From left to right, they are input image, motion seq 1, motion seq 2

This paper also verifies the generalization and driving effect on in-the-wild DeepFashion data, as shown in Figure 3 below, given any input image, this paper uses the advanced algorithm of single-view SMPL estimation to estimate the SMPL and the corresponding camera angle, and then uses the algorithm proposed in this paper to drive the 3D human body.
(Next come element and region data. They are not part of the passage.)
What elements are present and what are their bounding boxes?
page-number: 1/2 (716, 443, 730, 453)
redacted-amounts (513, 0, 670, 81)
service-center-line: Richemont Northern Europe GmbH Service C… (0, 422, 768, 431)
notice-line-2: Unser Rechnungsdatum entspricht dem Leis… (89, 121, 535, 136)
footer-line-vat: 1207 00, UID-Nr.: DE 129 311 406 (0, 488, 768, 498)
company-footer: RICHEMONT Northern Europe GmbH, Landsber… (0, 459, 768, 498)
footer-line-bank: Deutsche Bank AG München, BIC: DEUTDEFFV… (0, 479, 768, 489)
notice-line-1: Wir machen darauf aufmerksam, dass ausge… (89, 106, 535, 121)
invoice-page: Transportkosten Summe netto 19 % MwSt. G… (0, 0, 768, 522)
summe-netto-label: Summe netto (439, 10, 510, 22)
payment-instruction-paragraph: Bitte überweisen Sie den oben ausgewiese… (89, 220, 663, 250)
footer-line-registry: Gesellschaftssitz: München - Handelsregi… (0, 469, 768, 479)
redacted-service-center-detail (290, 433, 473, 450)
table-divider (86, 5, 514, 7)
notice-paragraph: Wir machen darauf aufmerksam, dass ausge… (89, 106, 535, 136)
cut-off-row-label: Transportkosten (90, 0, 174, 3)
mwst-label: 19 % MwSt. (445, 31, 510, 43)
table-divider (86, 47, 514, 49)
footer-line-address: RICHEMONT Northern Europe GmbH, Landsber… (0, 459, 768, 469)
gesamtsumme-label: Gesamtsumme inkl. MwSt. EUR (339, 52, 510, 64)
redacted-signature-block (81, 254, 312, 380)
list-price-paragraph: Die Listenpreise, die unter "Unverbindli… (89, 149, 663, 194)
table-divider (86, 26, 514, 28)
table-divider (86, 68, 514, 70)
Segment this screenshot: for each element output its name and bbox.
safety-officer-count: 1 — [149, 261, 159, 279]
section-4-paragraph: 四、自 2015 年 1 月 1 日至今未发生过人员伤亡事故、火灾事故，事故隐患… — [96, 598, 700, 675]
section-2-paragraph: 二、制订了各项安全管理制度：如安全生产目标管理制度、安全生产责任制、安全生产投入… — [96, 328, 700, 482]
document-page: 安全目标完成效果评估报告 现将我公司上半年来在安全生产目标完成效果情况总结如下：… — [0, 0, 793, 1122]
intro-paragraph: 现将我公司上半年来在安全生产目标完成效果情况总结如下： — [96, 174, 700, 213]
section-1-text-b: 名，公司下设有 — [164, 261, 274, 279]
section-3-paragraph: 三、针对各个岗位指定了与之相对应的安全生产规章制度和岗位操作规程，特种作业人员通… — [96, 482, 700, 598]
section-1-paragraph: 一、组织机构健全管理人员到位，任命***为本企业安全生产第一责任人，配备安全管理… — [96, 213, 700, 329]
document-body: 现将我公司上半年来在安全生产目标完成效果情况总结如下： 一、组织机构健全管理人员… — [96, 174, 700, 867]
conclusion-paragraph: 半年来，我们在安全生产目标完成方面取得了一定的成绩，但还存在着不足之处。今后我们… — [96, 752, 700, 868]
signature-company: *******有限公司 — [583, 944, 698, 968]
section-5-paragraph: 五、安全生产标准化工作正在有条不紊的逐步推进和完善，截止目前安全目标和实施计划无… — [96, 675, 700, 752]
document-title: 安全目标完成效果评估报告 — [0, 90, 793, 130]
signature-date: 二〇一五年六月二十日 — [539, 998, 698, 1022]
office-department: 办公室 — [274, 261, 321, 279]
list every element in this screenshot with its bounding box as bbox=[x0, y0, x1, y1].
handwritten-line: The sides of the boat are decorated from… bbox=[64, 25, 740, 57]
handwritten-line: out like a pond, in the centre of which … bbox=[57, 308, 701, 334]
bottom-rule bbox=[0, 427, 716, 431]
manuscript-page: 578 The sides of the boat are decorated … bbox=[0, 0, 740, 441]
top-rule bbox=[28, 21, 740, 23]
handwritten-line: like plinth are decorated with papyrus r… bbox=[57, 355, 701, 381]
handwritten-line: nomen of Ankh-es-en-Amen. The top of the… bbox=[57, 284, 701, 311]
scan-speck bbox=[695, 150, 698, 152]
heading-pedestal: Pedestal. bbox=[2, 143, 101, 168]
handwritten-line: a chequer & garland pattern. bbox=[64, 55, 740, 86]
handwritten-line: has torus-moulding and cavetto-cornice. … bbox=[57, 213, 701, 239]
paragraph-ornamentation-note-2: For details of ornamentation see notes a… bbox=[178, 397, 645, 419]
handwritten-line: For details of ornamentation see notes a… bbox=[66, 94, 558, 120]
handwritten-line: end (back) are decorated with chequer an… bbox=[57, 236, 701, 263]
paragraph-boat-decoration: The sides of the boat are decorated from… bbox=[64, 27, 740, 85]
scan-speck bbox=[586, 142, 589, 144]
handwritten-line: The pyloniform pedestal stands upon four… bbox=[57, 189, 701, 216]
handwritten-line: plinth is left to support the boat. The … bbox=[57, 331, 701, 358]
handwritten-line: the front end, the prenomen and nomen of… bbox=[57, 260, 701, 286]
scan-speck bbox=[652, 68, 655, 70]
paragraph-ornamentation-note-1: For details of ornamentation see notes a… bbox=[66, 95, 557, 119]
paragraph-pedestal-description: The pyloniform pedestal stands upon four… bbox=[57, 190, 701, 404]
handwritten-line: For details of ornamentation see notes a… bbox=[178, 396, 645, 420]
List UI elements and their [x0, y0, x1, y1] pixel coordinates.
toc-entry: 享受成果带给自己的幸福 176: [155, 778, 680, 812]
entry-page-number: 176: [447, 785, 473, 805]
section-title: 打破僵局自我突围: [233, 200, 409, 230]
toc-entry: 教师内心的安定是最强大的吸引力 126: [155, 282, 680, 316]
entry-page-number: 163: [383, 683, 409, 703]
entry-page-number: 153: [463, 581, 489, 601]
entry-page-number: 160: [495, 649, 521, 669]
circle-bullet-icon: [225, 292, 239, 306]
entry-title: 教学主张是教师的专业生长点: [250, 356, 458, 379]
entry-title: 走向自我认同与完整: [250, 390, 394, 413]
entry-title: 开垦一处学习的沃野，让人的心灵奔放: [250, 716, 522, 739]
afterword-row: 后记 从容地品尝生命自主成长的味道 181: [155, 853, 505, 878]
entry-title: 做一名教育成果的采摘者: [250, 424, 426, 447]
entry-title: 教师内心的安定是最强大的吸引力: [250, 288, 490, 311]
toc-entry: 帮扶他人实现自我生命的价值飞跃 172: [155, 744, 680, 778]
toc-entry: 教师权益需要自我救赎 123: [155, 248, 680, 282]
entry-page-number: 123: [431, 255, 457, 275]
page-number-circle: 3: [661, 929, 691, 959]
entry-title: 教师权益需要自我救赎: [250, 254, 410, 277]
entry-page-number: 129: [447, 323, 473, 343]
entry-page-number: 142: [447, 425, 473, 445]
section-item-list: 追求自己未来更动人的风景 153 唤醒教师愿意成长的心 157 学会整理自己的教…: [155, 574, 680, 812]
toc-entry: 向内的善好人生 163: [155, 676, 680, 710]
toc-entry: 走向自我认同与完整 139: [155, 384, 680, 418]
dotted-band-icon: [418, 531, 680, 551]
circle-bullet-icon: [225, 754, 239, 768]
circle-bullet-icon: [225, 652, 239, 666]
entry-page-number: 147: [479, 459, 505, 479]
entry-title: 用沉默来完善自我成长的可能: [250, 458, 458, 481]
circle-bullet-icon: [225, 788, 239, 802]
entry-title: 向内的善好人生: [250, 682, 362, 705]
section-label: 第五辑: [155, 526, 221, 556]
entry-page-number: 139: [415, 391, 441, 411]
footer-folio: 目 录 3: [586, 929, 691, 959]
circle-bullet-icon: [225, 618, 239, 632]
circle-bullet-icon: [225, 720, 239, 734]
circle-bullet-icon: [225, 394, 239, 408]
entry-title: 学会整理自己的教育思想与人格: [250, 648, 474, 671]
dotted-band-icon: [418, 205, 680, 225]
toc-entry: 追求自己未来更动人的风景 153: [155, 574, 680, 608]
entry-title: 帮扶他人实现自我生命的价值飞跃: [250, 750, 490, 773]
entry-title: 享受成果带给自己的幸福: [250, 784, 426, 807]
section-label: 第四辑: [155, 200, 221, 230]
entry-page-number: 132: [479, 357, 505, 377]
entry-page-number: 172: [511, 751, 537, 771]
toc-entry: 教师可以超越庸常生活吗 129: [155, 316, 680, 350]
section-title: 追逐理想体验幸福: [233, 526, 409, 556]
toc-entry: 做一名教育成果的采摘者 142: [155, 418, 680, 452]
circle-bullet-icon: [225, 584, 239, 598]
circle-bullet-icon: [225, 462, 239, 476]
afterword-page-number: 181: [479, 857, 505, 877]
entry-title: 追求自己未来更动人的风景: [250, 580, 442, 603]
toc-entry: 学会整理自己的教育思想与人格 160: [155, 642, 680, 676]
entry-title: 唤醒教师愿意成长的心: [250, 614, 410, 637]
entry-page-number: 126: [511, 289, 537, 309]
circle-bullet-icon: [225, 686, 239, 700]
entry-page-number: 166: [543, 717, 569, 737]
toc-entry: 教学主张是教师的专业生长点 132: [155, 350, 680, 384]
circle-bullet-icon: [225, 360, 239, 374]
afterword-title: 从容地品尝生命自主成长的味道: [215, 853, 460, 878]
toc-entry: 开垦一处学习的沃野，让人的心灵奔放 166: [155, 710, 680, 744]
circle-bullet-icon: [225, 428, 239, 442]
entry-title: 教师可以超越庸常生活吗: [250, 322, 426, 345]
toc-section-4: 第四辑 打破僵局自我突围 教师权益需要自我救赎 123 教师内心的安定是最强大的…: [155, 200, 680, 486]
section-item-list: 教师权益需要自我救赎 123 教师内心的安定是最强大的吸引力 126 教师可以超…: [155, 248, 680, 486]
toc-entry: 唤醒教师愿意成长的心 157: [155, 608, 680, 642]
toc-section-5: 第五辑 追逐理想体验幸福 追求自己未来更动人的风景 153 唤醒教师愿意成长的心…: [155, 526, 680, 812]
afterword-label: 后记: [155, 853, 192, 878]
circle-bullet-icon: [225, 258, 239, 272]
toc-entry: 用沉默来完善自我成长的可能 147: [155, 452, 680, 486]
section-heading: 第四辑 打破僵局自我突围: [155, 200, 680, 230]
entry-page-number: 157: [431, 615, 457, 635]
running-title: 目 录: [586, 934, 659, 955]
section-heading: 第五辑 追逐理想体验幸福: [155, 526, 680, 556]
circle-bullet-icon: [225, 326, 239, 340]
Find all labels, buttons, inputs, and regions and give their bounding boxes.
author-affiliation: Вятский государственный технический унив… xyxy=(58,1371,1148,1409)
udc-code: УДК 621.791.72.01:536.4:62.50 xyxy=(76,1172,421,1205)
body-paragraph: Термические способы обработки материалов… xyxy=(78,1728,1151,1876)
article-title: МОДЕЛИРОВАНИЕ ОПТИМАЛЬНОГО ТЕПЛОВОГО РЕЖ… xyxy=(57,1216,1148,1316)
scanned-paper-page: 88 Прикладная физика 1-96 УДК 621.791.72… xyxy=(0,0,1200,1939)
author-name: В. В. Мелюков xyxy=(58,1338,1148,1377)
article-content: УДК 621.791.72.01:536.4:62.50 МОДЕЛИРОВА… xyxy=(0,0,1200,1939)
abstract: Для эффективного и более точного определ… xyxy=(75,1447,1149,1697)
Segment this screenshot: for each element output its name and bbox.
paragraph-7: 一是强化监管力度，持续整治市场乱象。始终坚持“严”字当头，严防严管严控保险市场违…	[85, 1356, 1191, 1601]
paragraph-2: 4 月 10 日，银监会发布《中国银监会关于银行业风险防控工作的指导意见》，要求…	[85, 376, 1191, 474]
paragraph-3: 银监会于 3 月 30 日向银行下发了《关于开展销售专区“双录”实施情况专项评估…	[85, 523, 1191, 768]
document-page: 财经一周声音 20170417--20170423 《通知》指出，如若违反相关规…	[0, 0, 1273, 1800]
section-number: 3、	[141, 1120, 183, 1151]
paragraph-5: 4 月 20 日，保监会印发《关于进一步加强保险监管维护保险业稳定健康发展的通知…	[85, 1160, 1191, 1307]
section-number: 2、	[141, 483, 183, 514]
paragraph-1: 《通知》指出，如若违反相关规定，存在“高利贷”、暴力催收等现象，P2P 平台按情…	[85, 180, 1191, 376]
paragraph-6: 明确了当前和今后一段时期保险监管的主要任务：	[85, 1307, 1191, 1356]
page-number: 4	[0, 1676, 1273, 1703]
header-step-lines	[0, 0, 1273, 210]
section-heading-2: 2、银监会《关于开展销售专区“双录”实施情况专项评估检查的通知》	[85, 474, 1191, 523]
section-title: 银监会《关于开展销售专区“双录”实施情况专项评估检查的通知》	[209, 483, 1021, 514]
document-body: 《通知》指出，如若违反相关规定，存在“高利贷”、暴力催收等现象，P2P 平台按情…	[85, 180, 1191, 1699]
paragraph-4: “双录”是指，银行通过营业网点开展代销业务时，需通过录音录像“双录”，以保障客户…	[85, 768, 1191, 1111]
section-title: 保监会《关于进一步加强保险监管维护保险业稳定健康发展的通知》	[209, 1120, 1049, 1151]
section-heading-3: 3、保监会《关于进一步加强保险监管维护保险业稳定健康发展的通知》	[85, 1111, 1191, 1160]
Experimental results show that SHERF has strong generalization.

A single picture can "dance", and SHERF can generalize new ways to drive the body's neural radiation field
A single picture can "dance", and SHERF can generalize new ways to drive the body's neural radiation field
A single picture can "dance", and SHERF can generalize new ways to drive the body's neural radiation field
A single picture can "dance", and SHERF can generalize new ways to drive the body's neural radiation field

From left to right, they are input image, motion seq 1, motion seq 2

Application prospects

In game film production, virtual reality augmented reality or other scenarios that require digital human modeling, users can enter a 3D human body picture of any camera angle without professional skills and professional software, and the camera parameters and corresponding human action body shape parameters (SMPL) at this angle can achieve the purpose of reconstructing and driving the 3D digital human.

epilogue

In this paper, a generalizable and driven-able human neural radiation field method based on a single input image is proposed SHERF. Admittedly, this article still has certain flaws.

First of all, for the input image to observe less than part of the human surface, the rendered results can observe certain flaws, a solution is to establish a occlusion-aware human representation.

Secondly, how to complete the part of the human body that cannot be observed by the input picture is still a rare problem. This paper proposes SHERF from the perspective of reconstruction, which can only give a definite complement to the unobserved human part, and lacks diversity in the reconstruction of the unobserved part. One possible scenario is to use generative models to generate diverse, high-quality 3D human effects on unseen parts of the human body.

Finally, our code has been fully open sourced, and a large number of digital human results generated based on a single picture have also been uploaded to the project homepage, welcome to download and play!